Nem uma gota de sangue foi derramada. O Congresso do país promove um autogolpe, entregando por conta própria suas chaves a JMB. Para o fechamento da Suprema Corte, sequer foi necessário o envio de um soldado e um cabo – reza a lenda que, anos depois do episódio, ainda era possível ouvir a voz de um vaidoso Ministro saindo de dentro de um espelho do Tribunal, sussurrando que havia presenciado um “choque de Iluminismo”. Não se tem notícias de qualquer reação organizada ou efetiva contra o golpe promovido por JMB, embora alguns historiadores aventem a possibilidade de que duas ou três notas de repúdio tenham sido lançadas na ocasião.

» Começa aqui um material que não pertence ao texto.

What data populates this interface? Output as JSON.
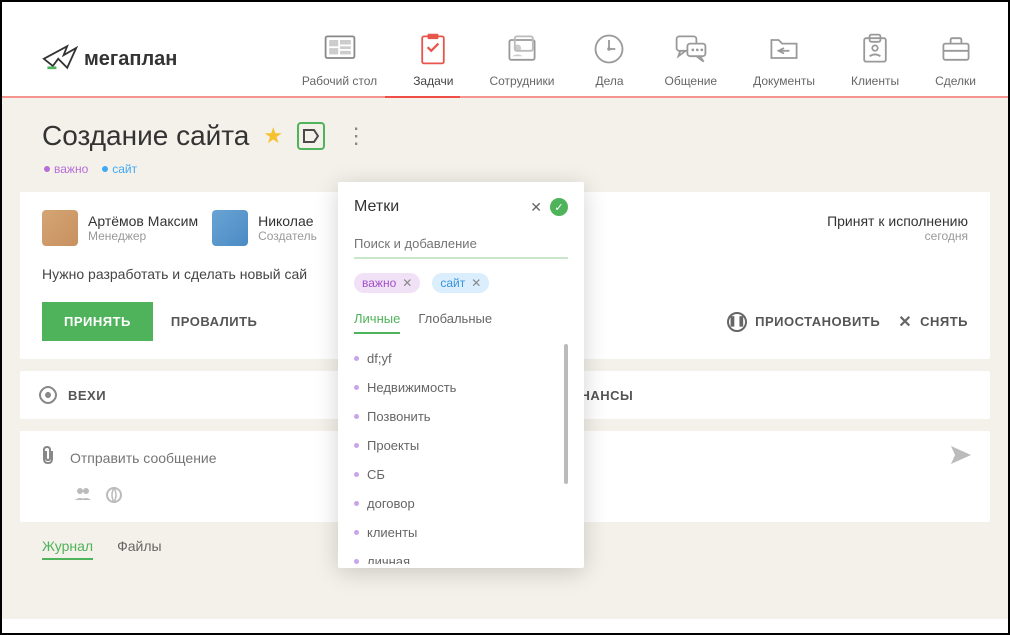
{
  "logo": {
    "text": "мегаплан"
  },
  "nav": {
    "items": [
      {
        "label": "Рабочий стол"
      },
      {
        "label": "Задачи"
      },
      {
        "label": "Сотрудники"
      },
      {
        "label": "Дела"
      },
      {
        "label": "Общение"
      },
      {
        "label": "Документы"
      },
      {
        "label": "Клиенты"
      },
      {
        "label": "Сделки"
      }
    ]
  },
  "page": {
    "title": "Создание сайта",
    "tags": [
      {
        "label": "важно",
        "color": "purple"
      },
      {
        "label": "сайт",
        "color": "blue"
      }
    ]
  },
  "people": [
    {
      "name": "Артёмов Максим",
      "role": "Менеджер"
    },
    {
      "name": "Николае",
      "role": "Создатель"
    }
  ],
  "status": {
    "title": "Принят к исполнению",
    "sub": "сегодня"
  },
  "description": "Нужно разработать и сделать новый сай",
  "actions": {
    "accept": "ПРИНЯТЬ",
    "fail": "ПРОВАЛИТЬ",
    "pause": "ПРИОСТАНОВИТЬ",
    "remove": "СНЯТЬ"
  },
  "cols": {
    "milestones": "ВЕХИ",
    "finances": "ФИНАНСЫ"
  },
  "message": {
    "placeholder": "Отправить сообщение"
  },
  "bottom_tabs": [
    {
      "label": "Журнал",
      "active": true
    },
    {
      "label": "Файлы",
      "active": false
    }
  ],
  "popup": {
    "title": "Метки",
    "search_placeholder": "Поиск и добавление",
    "selected": [
      {
        "label": "важно",
        "color": "purple"
      },
      {
        "label": "сайт",
        "color": "blue"
      }
    ],
    "tabs": [
      {
        "label": "Личные",
        "active": true
      },
      {
        "label": "Глобальные",
        "active": false
      }
    ],
    "items": [
      "df;yf",
      "Недвижимость",
      "Позвонить",
      "Проекты",
      "СБ",
      "договор",
      "клиенты",
      "личная"
    ]
  }
}
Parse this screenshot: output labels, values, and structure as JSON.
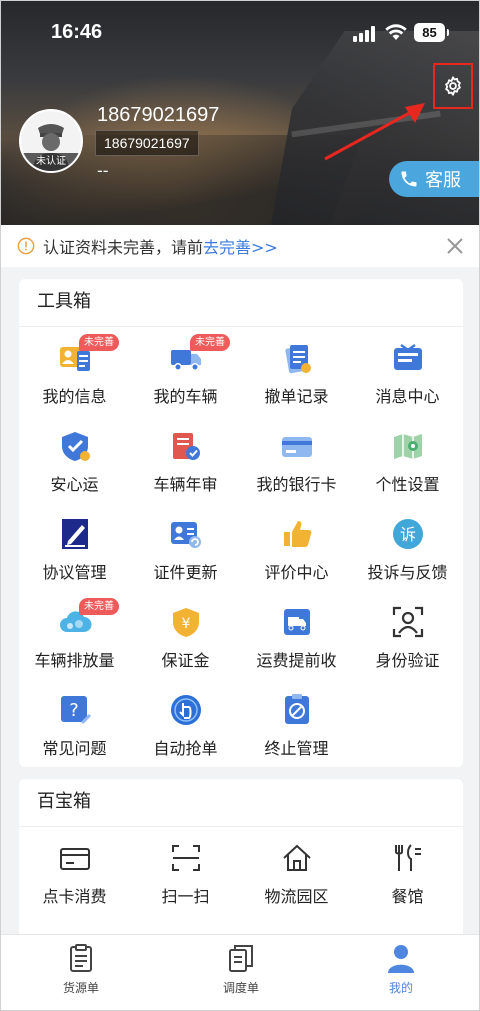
{
  "status_bar": {
    "time": "16:46",
    "battery": "85"
  },
  "profile": {
    "name": "18679021697",
    "phone": "18679021697",
    "extra": "--",
    "badge": "未认证",
    "service_label": "客服"
  },
  "notice": {
    "text": "认证资料未完善，请前",
    "link": "去完善>>"
  },
  "toolbox": {
    "title": "工具箱",
    "items": [
      {
        "label": "我的信息",
        "icon": "id-card-icon",
        "tag": "未完善"
      },
      {
        "label": "我的车辆",
        "icon": "truck-icon",
        "tag": "未完善"
      },
      {
        "label": "撤单记录",
        "icon": "clipboard-icon"
      },
      {
        "label": "消息中心",
        "icon": "message-icon"
      },
      {
        "label": "安心运",
        "icon": "shield-icon"
      },
      {
        "label": "车辆年审",
        "icon": "inspection-icon"
      },
      {
        "label": "我的银行卡",
        "icon": "bank-card-icon"
      },
      {
        "label": "个性设置",
        "icon": "map-settings-icon"
      },
      {
        "label": "协议管理",
        "icon": "document-pen-icon"
      },
      {
        "label": "证件更新",
        "icon": "certificate-icon"
      },
      {
        "label": "评价中心",
        "icon": "thumbs-up-icon"
      },
      {
        "label": "投诉与反馈",
        "icon": "complaint-icon"
      },
      {
        "label": "车辆排放量",
        "icon": "cloud-emission-icon",
        "tag": "未完善"
      },
      {
        "label": "保证金",
        "icon": "deposit-icon"
      },
      {
        "label": "运费提前收",
        "icon": "freight-icon"
      },
      {
        "label": "身份验证",
        "icon": "face-scan-icon"
      },
      {
        "label": "常见问题",
        "icon": "faq-icon"
      },
      {
        "label": "自动抢单",
        "icon": "auto-grab-icon"
      },
      {
        "label": "终止管理",
        "icon": "terminate-icon"
      }
    ]
  },
  "treasure": {
    "title": "百宝箱",
    "items": [
      {
        "label": "点卡消费",
        "icon": "card-icon"
      },
      {
        "label": "扫一扫",
        "icon": "scan-icon"
      },
      {
        "label": "物流园区",
        "icon": "home-icon"
      },
      {
        "label": "餐馆",
        "icon": "restaurant-icon"
      }
    ]
  },
  "tabbar": {
    "items": [
      {
        "label": "货源单",
        "icon": "clipboard-list-icon"
      },
      {
        "label": "调度单",
        "icon": "documents-icon"
      },
      {
        "label": "我的",
        "icon": "user-icon"
      }
    ]
  },
  "colors": {
    "accent": "#4f86e0",
    "tag_red": "#ef5a5a",
    "service_blue": "#4aa6dc",
    "highlight_red": "#e8271f"
  }
}
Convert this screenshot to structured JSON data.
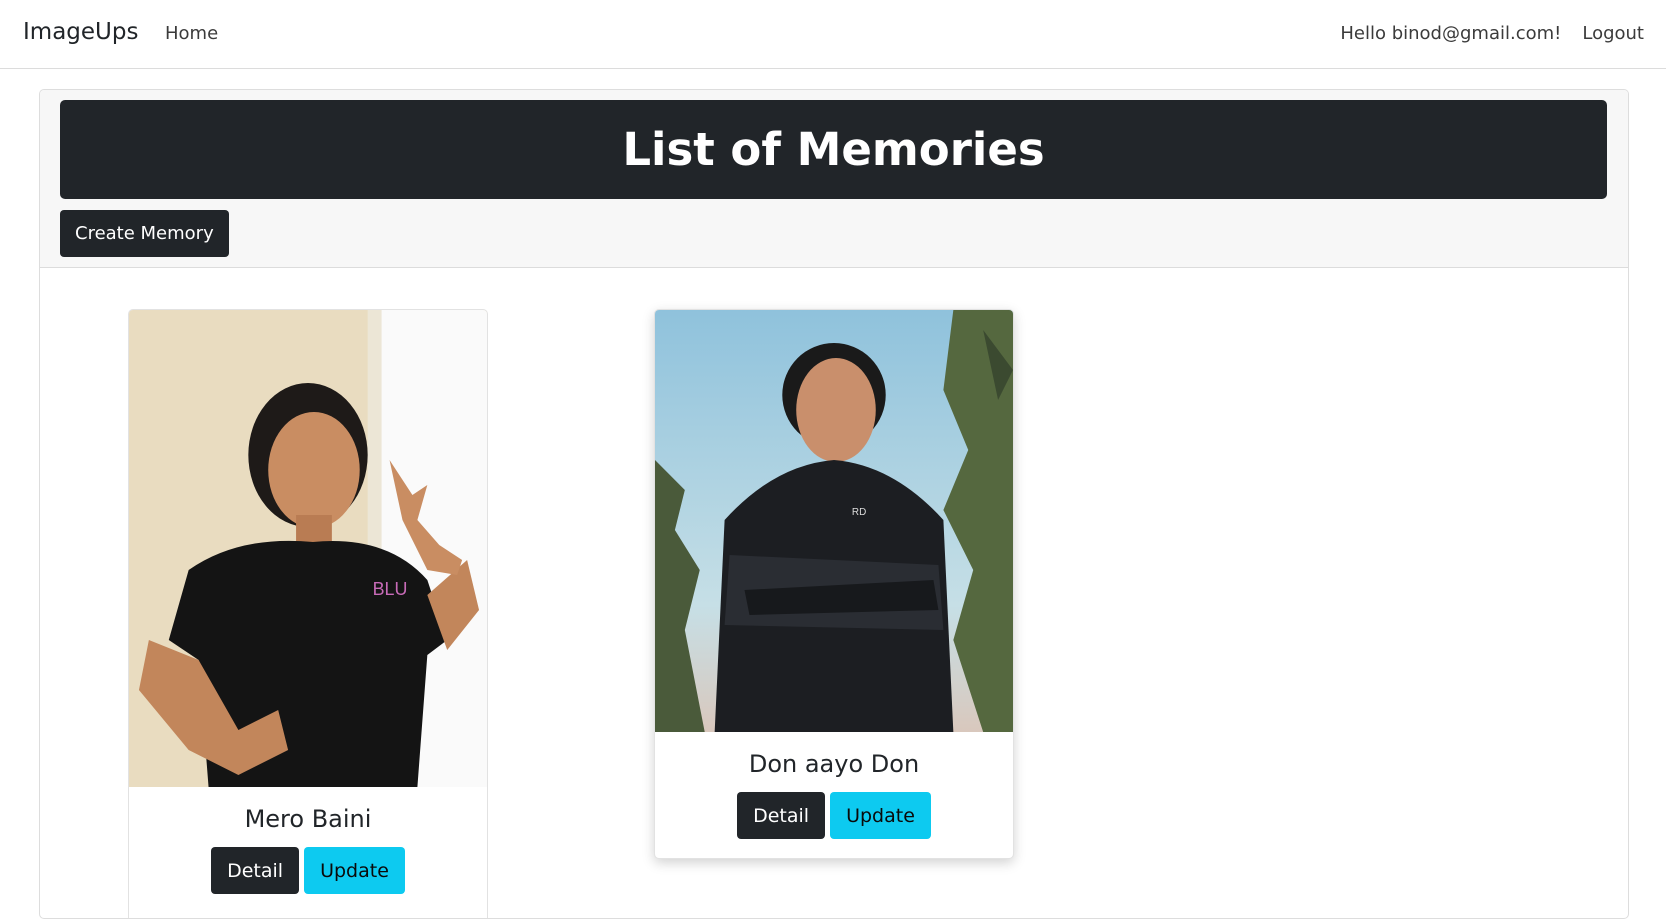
{
  "navbar": {
    "brand": "ImageUps",
    "home": "Home",
    "greeting": "Hello binod@gmail.com!",
    "logout": "Logout"
  },
  "header": {
    "title": "List of Memories",
    "create_button": "Create Memory"
  },
  "memories": [
    {
      "title": "Mero Baini",
      "detail_label": "Detail",
      "update_label": "Update"
    },
    {
      "title": "Don aayo Don",
      "detail_label": "Detail",
      "update_label": "Update"
    }
  ],
  "colors": {
    "dark": "#212529",
    "info": "#0dcaf0"
  }
}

Nos anos seguintes, JMB passa a (des)governar sem as inconvenientes (ainda que tímidas) amarras institucionais: revoga a Constituição comunista do país; prende, exila e fuzila opositores; faz as minorias se curvarem (ou desaparecerem).

Honrando seu nome, Joseph Mengele Benito cumpre enfim seu destino, passando a ser lembrado pela História como um dos grandes genocidas mundiais.

 

Epílogo.

Enquanto gente séria continua acreditando que “as instituições estão funcionando” (aliás, as mesmas instituições historicamente responsáveis pela manutenção de privilégios e pelo massacre de minorias), o país ruma para cada vez mais longe da normalidade democrática.

Cada dia em que agentes desestabilizadores da democracia e profanadores dos direitos humanos não são pronta e duramente combatidos é um dia em que caminhamos em direção à barbárie, tornando absolutamente ineficaz a espera por novas eleições que milagrosamente reverteriam todos os danos causados pelos sádicos que estão no poder.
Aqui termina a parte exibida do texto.